For those with a keen interest in cinema, the internet is a treasure trove of accessible insights into film. Throughout my research for Filmish, I drew on a number of these sources for insight and information.


Every Frame A Painting.
Tony Zhou’s wonderful film analysis series is a joy to watch. Covering everything from the role of silence in the films of Scorcese to the way Michael Bay achieves his signature ‘Bayhem’, these short video essays are informative and addictive.

First and Final Frames.
A fascinating side-by-side comparison of the first and final shots in 55 films. Here the editor demonstrates the enormous amount of thought and planning goes into cinema, and shows us details often missed in the casual watching of a film.

Wes Anderson // Centered.
A short video essay demonstrating the beautiful symmetrical compositions that make Wes Anderson’s movies so visually unique.

Breaking the 4th Wall
This supercut of ‘direct address’ by Leigh Singer is a nice accompaniment to Chapter 1’s section on direct address of the audience by onscreen characters. Singer has also made nice supercuts on the themes of POV and Fast-motion.


Much of the research for Filmish took place in the library, by consulting online journals, and through searches using Google Books and Google Scholar. However, there were a few key web articles and resources that proved important.

Nakatomi Space.
Initial inspiration for the chapter on Sets and Architecture, Geoff Manaugh’s essay ‘Nakatomi Space’ is absolutely worth a read. In the essay Manaugh not only analyses McClane’s traversal of space in Die Hard, but also the military tactics of the Israeli Defence Force during the 2002 invasion of Nablus, during which Israeli forces blasted tunnels through urban architecture to conceal their movements.

Film Studies for Free.
An invaluable resource, Film Studies for Free is a web-archive of freely accessible academic writing on film. You’ll have to dig to find what you’re looking for but there’s also always something new to discover!

David Bordwell.
Film theorist David Bordwell regularly updates his blog with his thoughts on cinema. His analyses take on everything from trends in film history to tiny details you may not have thought about.

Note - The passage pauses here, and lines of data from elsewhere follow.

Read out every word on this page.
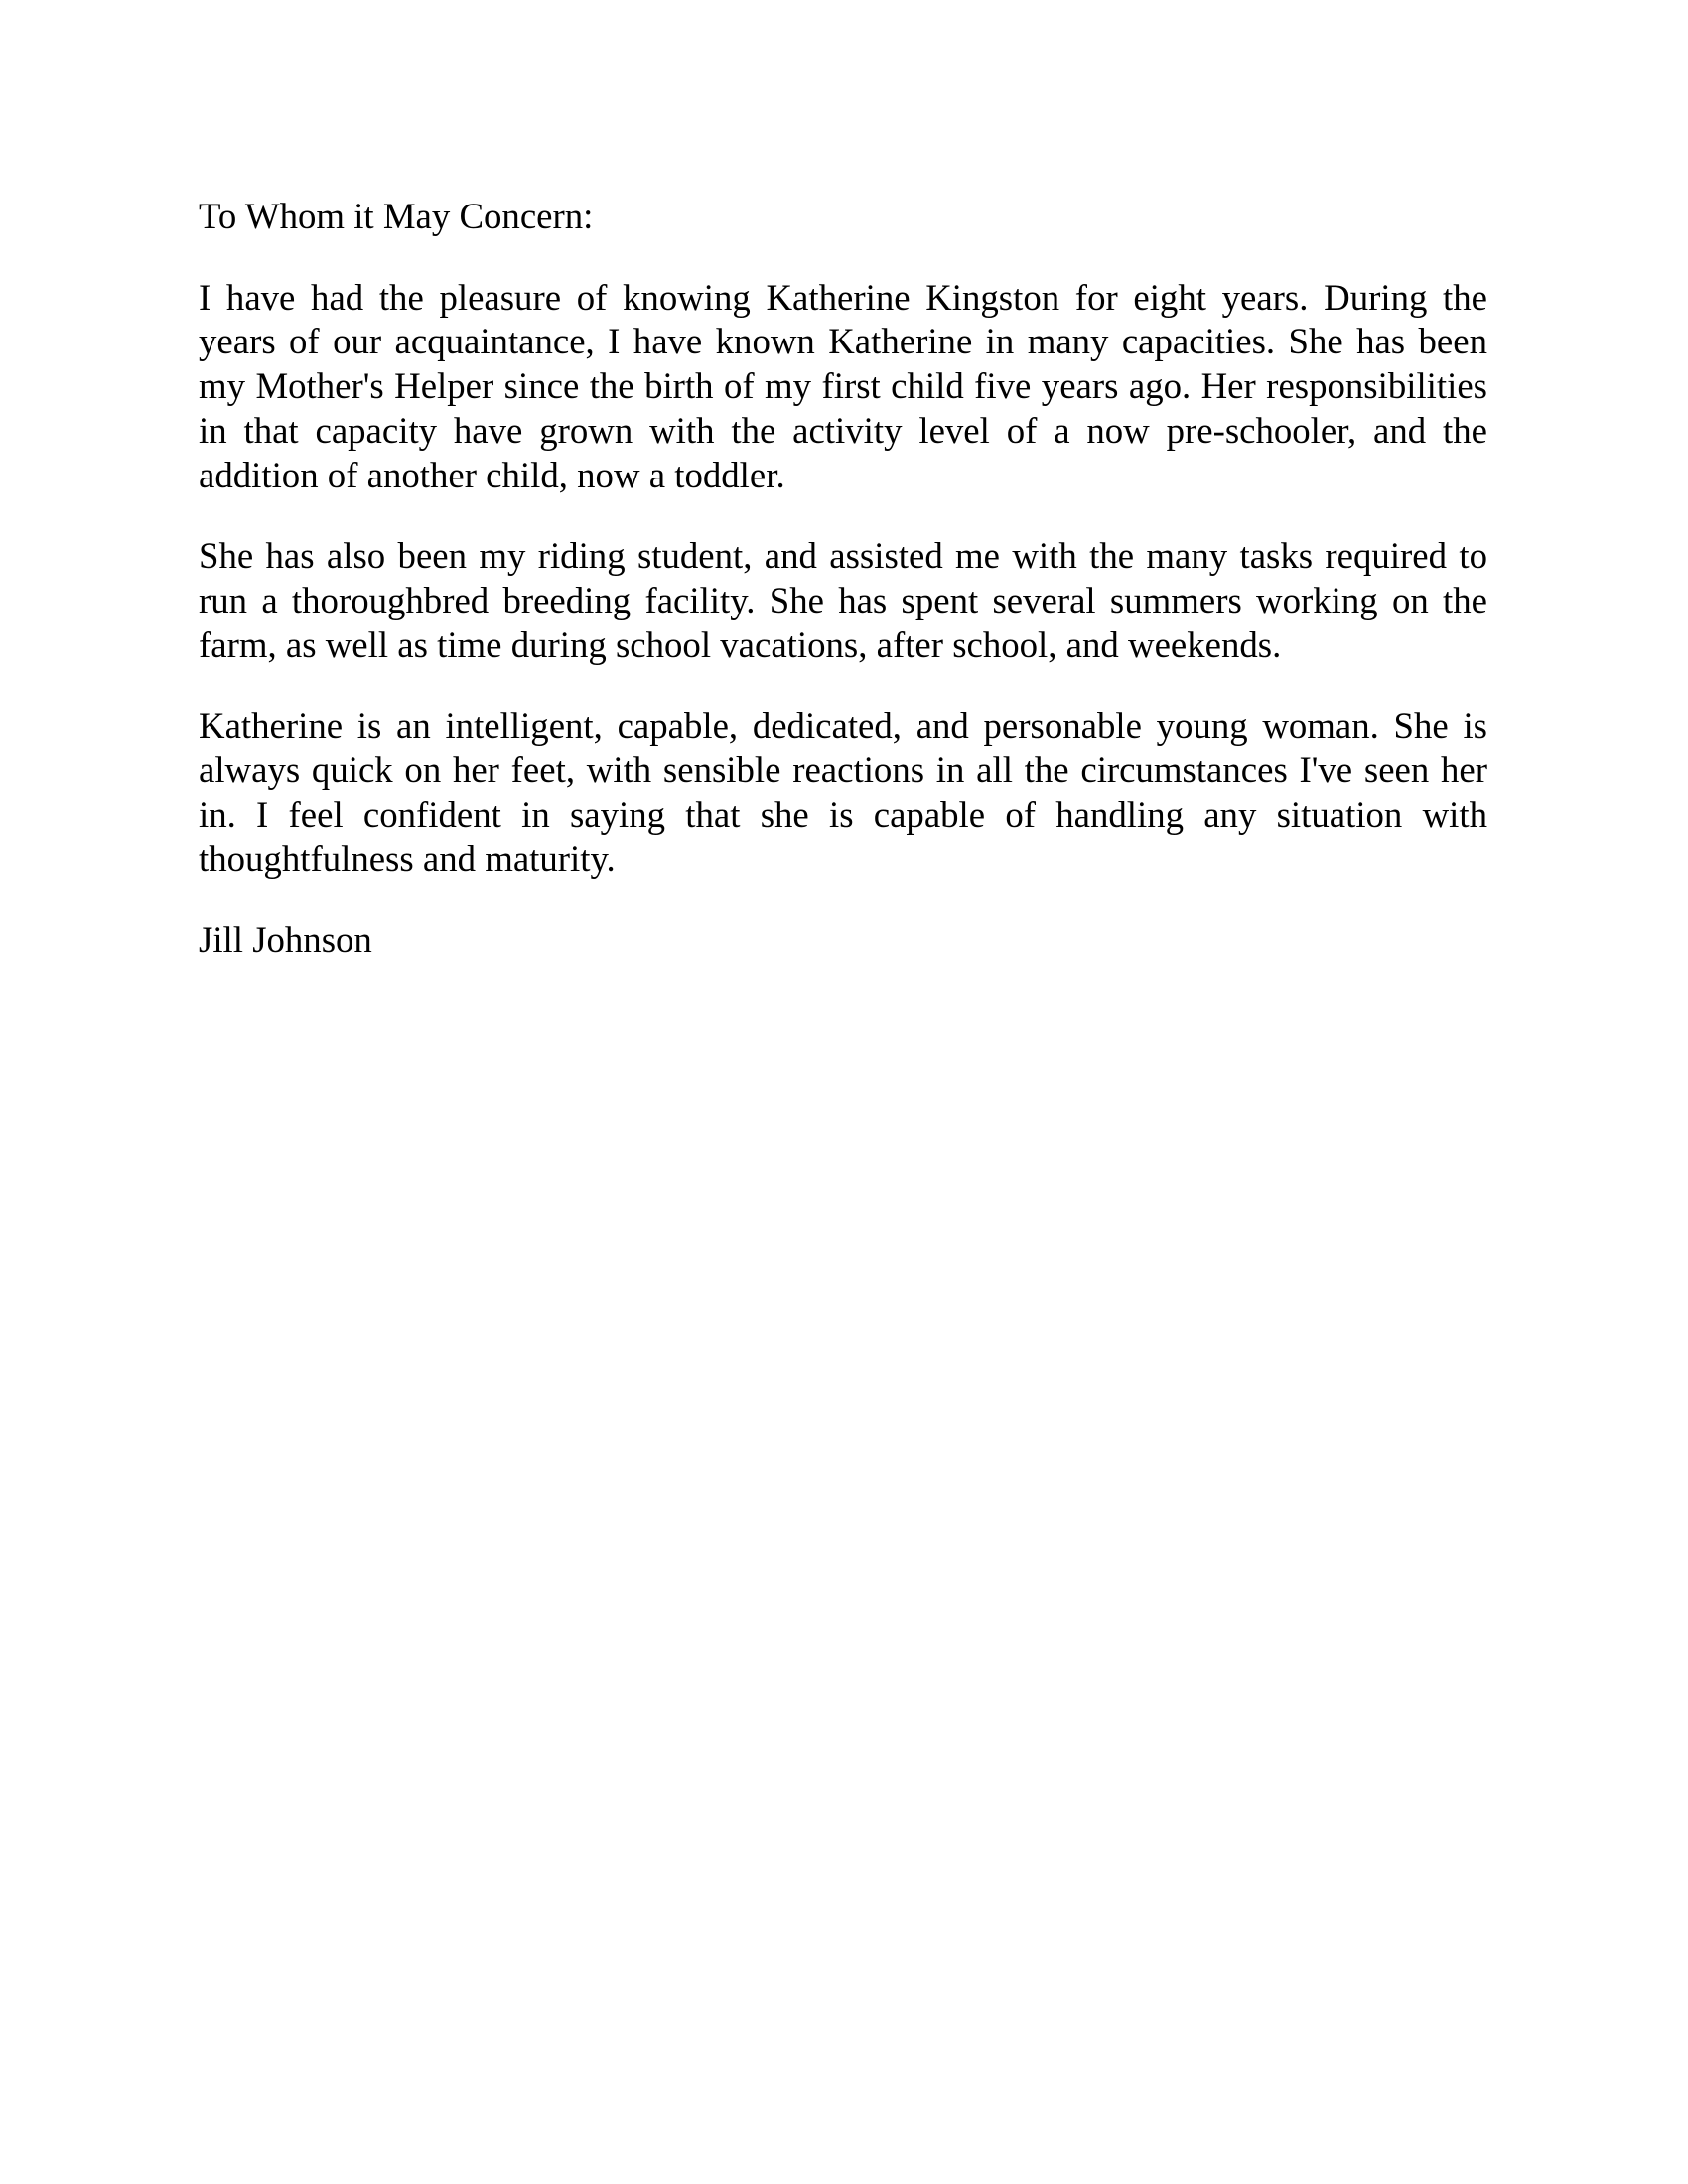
To Whom it May Concern:

I have had the pleasure of knowing Katherine Kingston for eight years. During the years of our acquaintance, I have known Katherine in many capacities. She has been my Mother's Helper since the birth of my first child five years ago. Her responsibilities in that capacity have grown with the activity level of a now pre-schooler, and the addition of another child, now a toddler.

She has also been my riding student, and assisted me with the many tasks required to run a thoroughbred breeding facility. She has spent several summers working on the farm, as well as time during school vacations, after school, and weekends.

Katherine is an intelligent, capable, dedicated, and personable young woman. She is always quick on her feet, with sensible reactions in all the circumstances I've seen her in. I feel confident in saying that she is capable of handling any situation with thoughtfulness and maturity.

Jill Johnson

The following may prove interesting as further reading inspired by topics covered in the book:

Voice and Gender in Disney Movies.
A fascinating article covering research conducted by linguists Carmen Fought and Karen Eisenhauer into the role of the female voice in Disney movies, shining a light on the problematic fact that male voices dominate Disney movies.


In recent years there have been a number of fascinating feature documentaries made to analyse cinema.

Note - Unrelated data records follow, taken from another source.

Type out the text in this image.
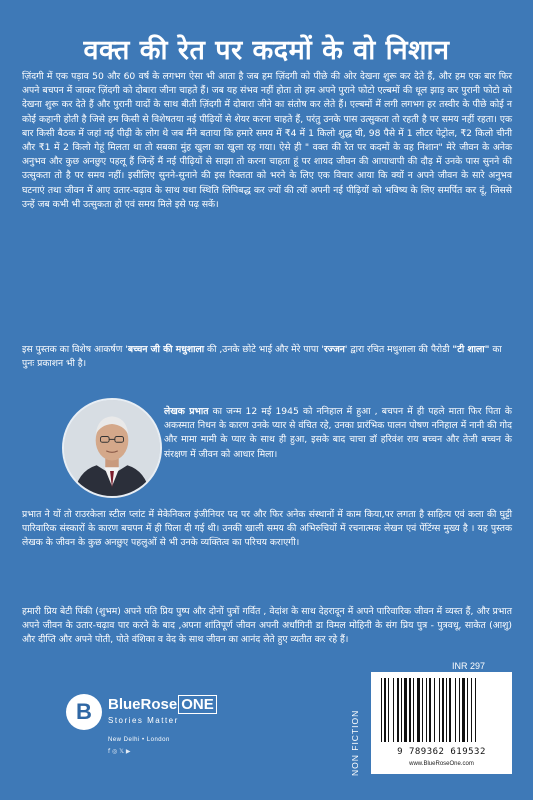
वक्त की रेत पर कदमों के वो निशान
ज़िंदगी में एक पड़ाव 50 और 60 वर्ष के लगभग ऐसा भी आता है जब हम ज़िंदगी को पीछे की ओर देखना शुरू कर देते हैं, और हम एक बार फिर अपने बचपन में जाकर ज़िंदगी को दोबारा जीना चाहते हैं। जब यह संभव नहीं होता तो हम अपने पुराने फोटो एल्बमों की धूल झाड़ कर पुरानी फोटो को देखना शुरू कर देते हैं और पुरानी यादों के साथ बीती ज़िंदगी में दोबारा जीने का संतोष कर लेते हैं। एल्बमों में लगी लगभग हर तस्वीर के पीछे कोई न कोई कहानी होती है जिसे हम किसी से विशेषतया नई पीढ़ियों से शेयर करना चाहते हैं, परंतु उनके पास उत्सुकता तो रहती है पर समय नहीं रहता। एक बार किसी बैठक में जहां नई पीढ़ी के लोग थे जब मैंने बताया कि हमारे समय में ₹4 में 1 किलो शुद्ध घी, 98 पैसे में 1 लीटर पेट्रोल, ₹2 किलो चीनी और ₹1 में 2 किलो गेहूं मिलता था तो सबका मुंह खुला का खुला रह गया। ऐसे ही " वक्त की रेत पर कदमों के वह निशान" मेरे जीवन के अनेक अनुभव और कुछ अनछुए पहलू हैं जिन्हें मैं नई पीढ़ियों से साझा तो करना चाहता हूं पर शायद जीवन की आपाधापी की दौड़ में उनके पास सुनने की उत्सुकता तो है पर समय नहीं। इसीलिए सुनने-सुनाने की इस रिक्तता को भरने के लिए एक विचार आया कि क्यों न अपने जीवन के सारे अनुभव घटनाएं तथा जीवन में आए उतार-चढ़ाव के साथ यथा स्थिति लिपिबद्ध कर ज्यों की त्यों अपनी नई पीढ़ियों को भविष्य के लिए समर्पित कर दूं, जिससे उन्हें जब कभी भी उत्सुकता हो एवं समय मिले इसे पढ़ सकें।
इस पुस्तक का विशेष आकर्षण 'बच्चन जी की मधुशाला की ,उनके छोटे भाई और मेरे पापा 'रज्जन' द्वारा रचित मधुशाला की पैरोडी "टी शाला" का पुनः प्रकाशन भी है।
लेखक प्रभात का जन्म 12 मई 1945 को ननिहाल में हुआ , बचपन में ही पहले माता फिर पिता के अकस्मात निधन के कारण उनके प्यार से वंचित रहे, उनका प्रारंभिक पालन पोषण ननिहाल में नानी की गोद और मामा मामी के प्यार के साथ ही हुआ, इसके बाद चाचा डॉ हरिवंश राय बच्चन और तेजी बच्चन के संरक्षण में जीवन को आधार मिला।
प्रभात ने यों तो राउरकेला स्टील प्लांट में मेकेनिकल इंजीनियर पद पर और फिर अनेक संस्थानों में काम किया,पर लगता है साहित्य एवं कला की घुट्टी पारिवारिक संस्कारों के कारण बचपन में ही पिला दी गई थी। उनकी खाली समय की अभिरुचियों में रचनात्मक लेखन एवं पेंटिंग्स मुख्य है । यह पुस्तक लेखक के जीवन के कुछ अनछुए पहलुओं से भी उनके व्यक्तित्व का परिचय कराएगी।
हमारी प्रिय बेटी पिंकी (शुभम) अपने पति प्रिय पुष्प और दोनों पुत्रों गर्वित , वेदांश के साथ देहरादून में अपने पारिवारिक जीवन में व्यस्त हैं, और प्रभात अपने जीवन के उतार-चढ़ाव पार करने के बाद ,अपना शांतिपूर्ण जीवन अपनी अर्धांगिनी डा विमल मोहिनी के संग प्रिय पुत्र - पुत्रवधू, साकेत (आशु) और दीप्ति और अपने पोती, पोते वंशिका व वेद के साथ जीवन का आनंद लेते हुए व्यतीत कर रहे हैं।
B	BlueRose ONE
Stories Matter
New Delhi • London
f ◎ 𝕏 ▶	NON FICTION
INR 297
9 789362 619532
www.BlueRoseOne.com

The Celluloid Closet (1995)
The film version of Vito Russo’s influential book of the same name, The Celluloid Closet charts the sad and inspiring history of gay characters on screen. Russo’s book is discussed in the Voice and Language chapter of Filmish.

Nollywood Babylon (2008)
A fantastic documentary about the fascinating Nollywood film industry discussed in the Filmish chapter on Technology and Technophobia. The second largest Global film industry in terms of output, Nollywood has exploded in the last few years due to the proliferation of digital film-making.

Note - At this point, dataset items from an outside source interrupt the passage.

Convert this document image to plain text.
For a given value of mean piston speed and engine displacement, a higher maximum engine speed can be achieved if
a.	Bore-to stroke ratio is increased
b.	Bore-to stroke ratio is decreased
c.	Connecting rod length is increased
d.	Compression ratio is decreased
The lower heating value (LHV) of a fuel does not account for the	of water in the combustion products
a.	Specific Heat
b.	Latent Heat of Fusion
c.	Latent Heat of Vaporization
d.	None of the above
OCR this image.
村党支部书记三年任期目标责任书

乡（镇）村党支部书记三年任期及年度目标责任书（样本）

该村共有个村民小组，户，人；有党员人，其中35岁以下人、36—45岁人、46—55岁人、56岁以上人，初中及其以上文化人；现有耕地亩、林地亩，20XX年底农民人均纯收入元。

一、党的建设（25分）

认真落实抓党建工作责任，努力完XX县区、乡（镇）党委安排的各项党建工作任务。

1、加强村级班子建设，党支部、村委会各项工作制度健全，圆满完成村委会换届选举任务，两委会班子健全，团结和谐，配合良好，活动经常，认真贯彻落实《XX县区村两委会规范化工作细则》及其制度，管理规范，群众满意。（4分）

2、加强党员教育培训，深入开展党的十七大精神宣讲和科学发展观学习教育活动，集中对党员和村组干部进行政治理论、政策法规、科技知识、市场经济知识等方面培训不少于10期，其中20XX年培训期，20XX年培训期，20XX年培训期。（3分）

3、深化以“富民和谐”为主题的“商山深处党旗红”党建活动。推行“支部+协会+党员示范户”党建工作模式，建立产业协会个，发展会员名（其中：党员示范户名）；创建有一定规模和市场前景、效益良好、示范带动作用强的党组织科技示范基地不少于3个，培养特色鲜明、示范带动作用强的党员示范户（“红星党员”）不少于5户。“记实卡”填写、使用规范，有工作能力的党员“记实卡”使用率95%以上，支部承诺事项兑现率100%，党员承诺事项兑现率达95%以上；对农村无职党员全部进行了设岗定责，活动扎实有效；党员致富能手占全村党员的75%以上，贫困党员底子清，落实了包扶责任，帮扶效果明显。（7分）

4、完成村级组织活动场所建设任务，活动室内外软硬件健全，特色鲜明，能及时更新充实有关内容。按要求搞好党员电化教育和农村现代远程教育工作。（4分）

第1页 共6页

The Pervert’s Guide to Cinema (2006) / The Pervert’s Guide to Ideology (2012)
Two documentaries that take philosopher Slavoj Zizek as their guide through the psychoanalytic recesses of the movies. Light hearted but satisfying, Zizek’s analyses are a pleasure to watch.

Reel Bad Arabs (2006)
The video-essay version of Jack Shaheen’s book of the same name analyses the largely negative portrayal of Arab people seen in Hollywood cinema. This film is well worth a watch as a companion to Filmish chapter 6.

Room 237 (2012)
This film examines a number of strange and interesting meanings supposedly hidden by Stanley Kubrick within his horror classic The Shining (1980). A fascinating viewing experience, the film pairs both the plausible (such as Rob Ager’s theory of ‘impossible architecture’ featured in the Filmish book) and the improbable (for example, that Kubrick codedly admitted to faking the moon landings in the film) to paint a multifaceted picture of a timeless classic.

Side By Side (2012)
A documentary that examines the impact of digital technology on modern film-making, with fascinating interviews with major Hollywood directors.


The Flophouse Podcast
My favourite bad-movie podcast. The host trio of Dan McCoy, Elliott Kalan and Stuart Wellington make the show a warm, funny and charming listen as they dissect the terribleness of movies like Transformers: Age of Extinction (2014) and A Good Day to Die Hard (2013).

You Must Remember This
A secret history of Hollywood, told by Karina Longworth. This podcast offers fascinating insight into all manner of Hollywood history, including the impact of WWII on Hollywood stars and the role Charles Manson played in Hollywood.